Distributed Continual Learning
Long Le, Marcel Hussing, Eric Eaton
TL;DR
Distributed Continual Learning (DCL) studies a network of heterogeneous agents that sequentially encounter tasks and must exchange knowledge under budgets and topologies. The authors formalize DCL on a directed graph $\\mathcal{G}$ with a cumulative objective to minimize the total expected loss across tasks while constraining knowledge transfer with $b_{ij}$, $f_{ij}$, and a global clock $C$, and they compare data-instance, full-model, and modular parameter sharing, including a reusable-module approach called modmod. Empirical results across MNIST variants and CIFAR-100 show that modular parameter sharing accelerates early learning and reduces communication, data sharing yields strong final accuracy on easier tasks, and combining modalities delivers the best overall performance under realistic budgets. The work provides robust baselines, highlights the hidden costs of communication, and broadens the evaluation framework for DCL with heterogeneous agents, pointing toward extensions to reinforcement learning and more complex transfer strategies.
Abstract
This work studies the intersection of continual and federated learning, in which independent agents face unique tasks in their environments and incrementally develop and share knowledge.

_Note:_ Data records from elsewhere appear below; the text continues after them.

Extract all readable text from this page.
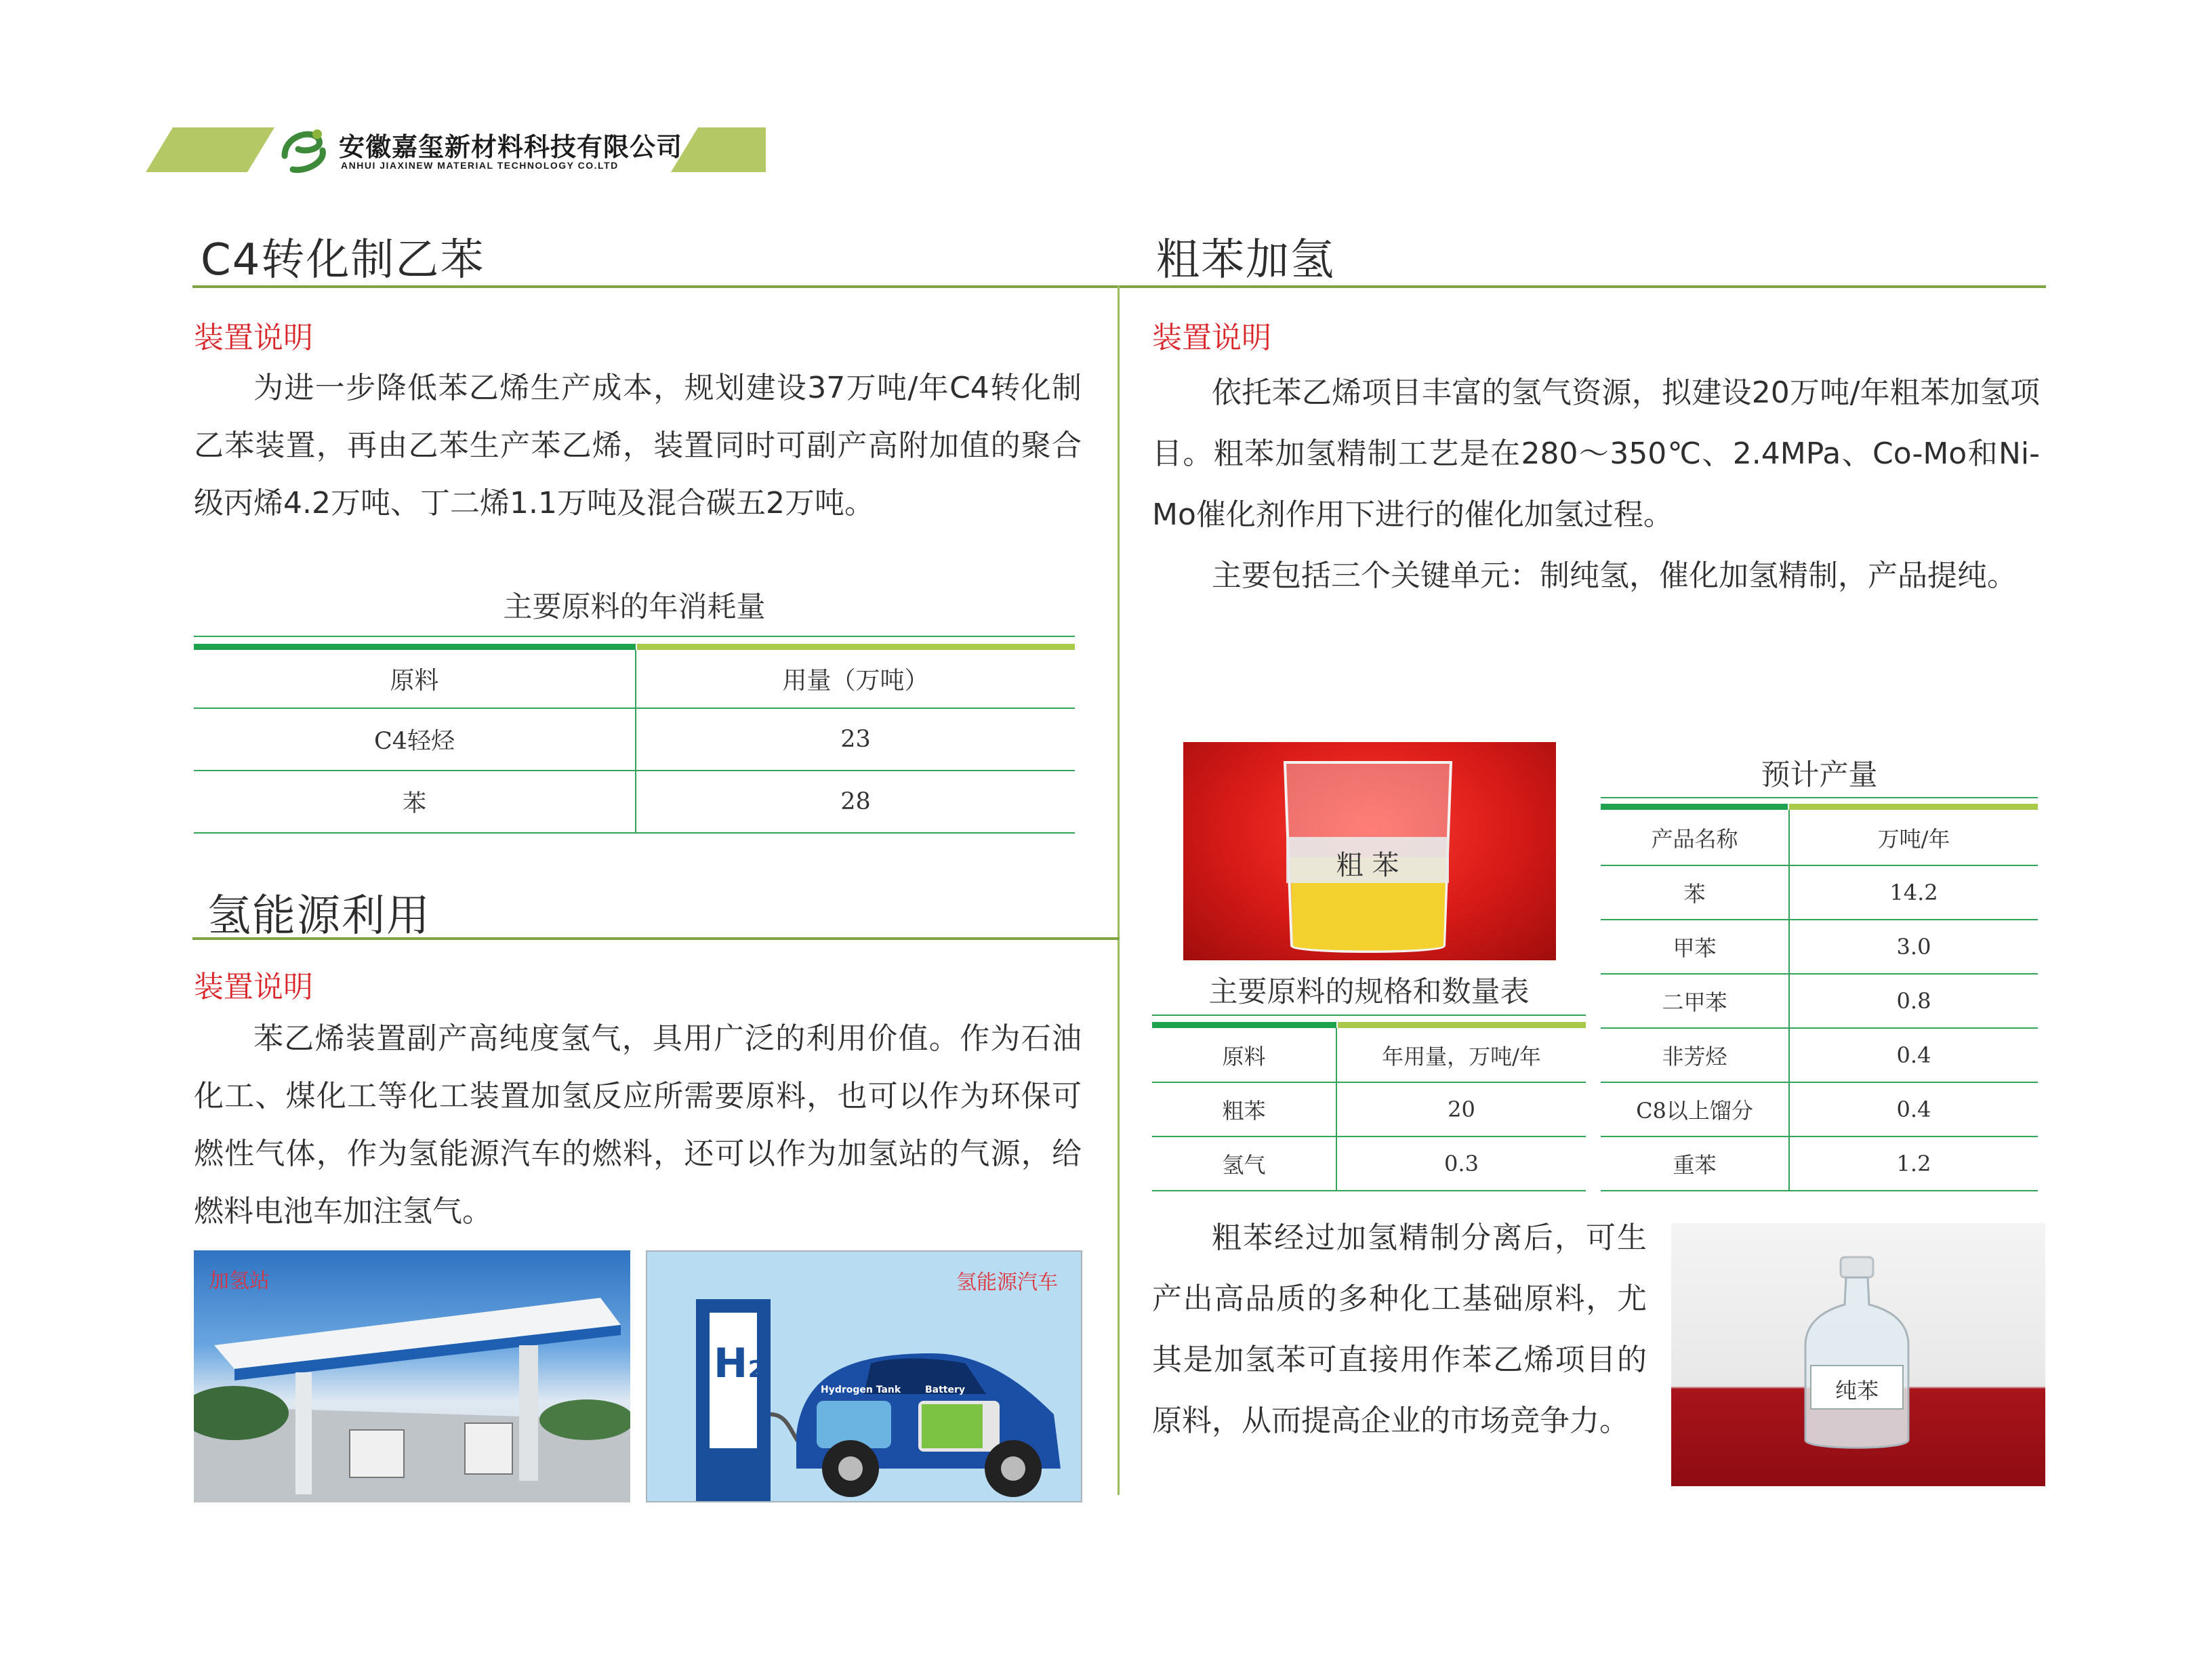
安徽嘉玺新材料科技有限公司
ANHUI JIAXINEW MATERIAL TECHNOLOGY CO.LTD
C4转化制乙苯
装置说明

为进一步降低苯乙烯生产成本，规划建设37万吨/年C4转化制乙苯装置，再由乙苯生产苯乙烯，装置同时可副产高附加值的聚合级丙烯4.2万吨、丁二烯1.1万吨及混合碳五2万吨。

主要原料的年消耗量
原料	用量（万吨）
C4轻烃	23
苯	28
氢能源利用
装置说明

苯乙烯装置副产高纯度氢气，具用广泛的利用价值。作为石油化工、煤化工等化工装置加氢反应所需要原料，也可以作为环保可燃性气体，作为氢能源汽车的燃料，还可以作为加氢站的气源，给燃料电池车加注氢气。

加氢站
H₂
Hydrogen Tank	Battery
氢能源汽车
粗苯加氢
装置说明

依托苯乙烯项目丰富的氢气资源，拟建设20万吨/年粗苯加氢项目。粗苯加氢精制工艺是在280～350℃、2.4MPa、Co-Mo和Ni-Mo催化剂作用下进行的催化加氢过程。

主要包括三个关键单元：制纯氢，催化加氢精制，产品提纯。

粗 苯
主要原料的规格和数量表
原料	年用量，万吨/年
粗苯	20
氢气	0.3
预计产量
产品名称	万吨/年
苯	14.2
甲苯	3.0
二甲苯	0.8
非芳烃	0.4
C8以上馏分	0.4
重苯	1.2

粗苯经过加氢精制分离后，可生产出高品质的多种化工基础原料，尤其是加氢苯可直接用作苯乙烯项目的原料，从而提高企业的市场竞争力。

纯苯
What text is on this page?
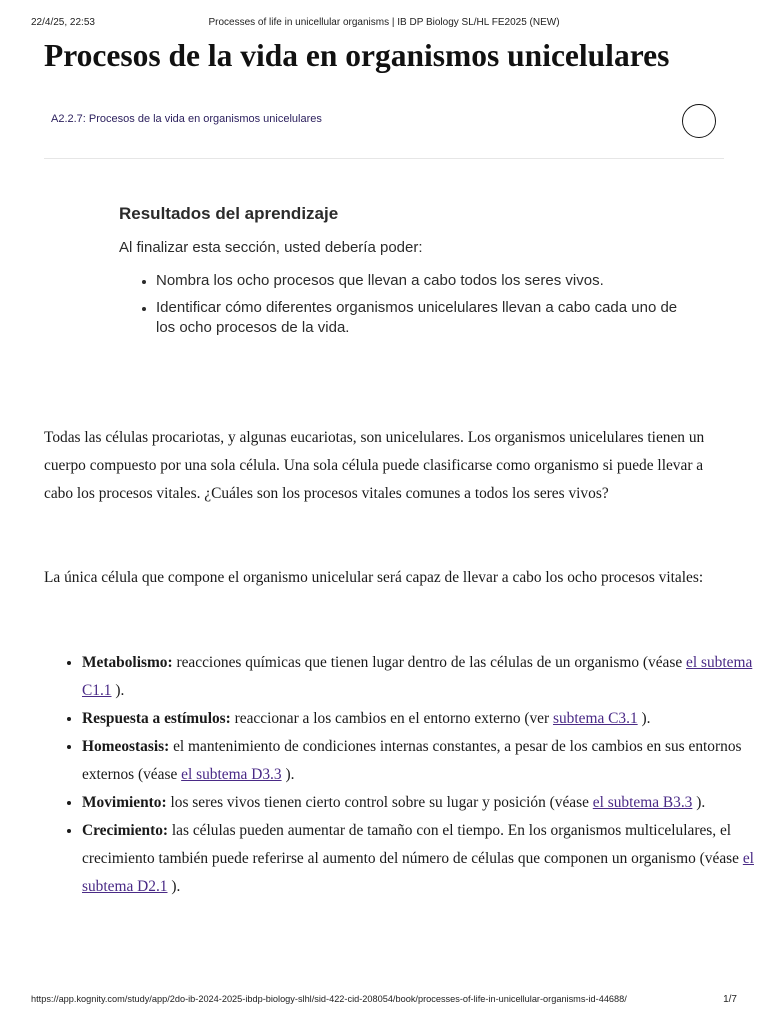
22/4/25, 22:53	Processes of life in unicellular organisms | IB DP Biology SL/HL FE2025 (NEW)
Procesos de la vida en organismos unicelulares
A2.2.7: Procesos de la vida en organismos unicelulares
Resultados del aprendizaje

Al finalizar esta sección, usted debería poder:

• Nombra los ocho procesos que llevan a cabo todos los seres vivos.
• Identificar cómo diferentes organismos unicelulares llevan a cabo cada uno de los ocho procesos de la vida.

Todas las células procariotas, y algunas eucariotas, son unicelulares. Los organismos unicelulares tienen un cuerpo compuesto por una sola célula. Una sola célula puede clasificarse como organismo si puede llevar a cabo los procesos vitales. ¿Cuáles son los procesos vitales comunes a todos los seres vivos?

La única célula que compone el organismo unicelular será capaz de llevar a cabo los ocho procesos vitales:

• Metabolismo: reacciones químicas que tienen lugar dentro de las células de un organismo (véase el subtema C1.1 ).
• Respuesta a estímulos: reaccionar a los cambios en el entorno externo (ver subtema C3.1 ).
• Homeostasis: el mantenimiento de condiciones internas constantes, a pesar de los cambios en sus entornos externos (véase el subtema D3.3 ).
• Movimiento: los seres vivos tienen cierto control sobre su lugar y posición (véase el subtema B3.3 ).
• Crecimiento: las células pueden aumentar de tamaño con el tiempo. En los organismos multicelulares, el crecimiento también puede referirse al aumento del número de células que componen un organismo (véase el subtema D2.1 ).
https://app.kognity.com/study/app/2do-ib-2024-2025-ibdp-biology-slhl/sid-422-cid-208054/book/processes-of-life-in-unicellular-organisms-id-44688/	1/7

We introduce a mathematical framework capturing the essential aspects of distributed continual learning, including agent model and statistical heterogeneity, continual distribution shift, network topology, and communication constraints. Operating on the thesis that distributed continual learning enhances individual agent performance over single-agent learning, we identify three modes of information exchange: data instances, full model parameters, and modular (partial) model parameters. We develop algorithms for each sharing mode and conduct extensive empirical investigations across various datasets, topology structures, and communication limits. Our findings reveal three key insights: sharing parameters is more efficient than sharing data as tasks become more complex; modular parameter sharing yields the best performance while minimizing communication costs; and combining sharing modes can cumulatively improve performance.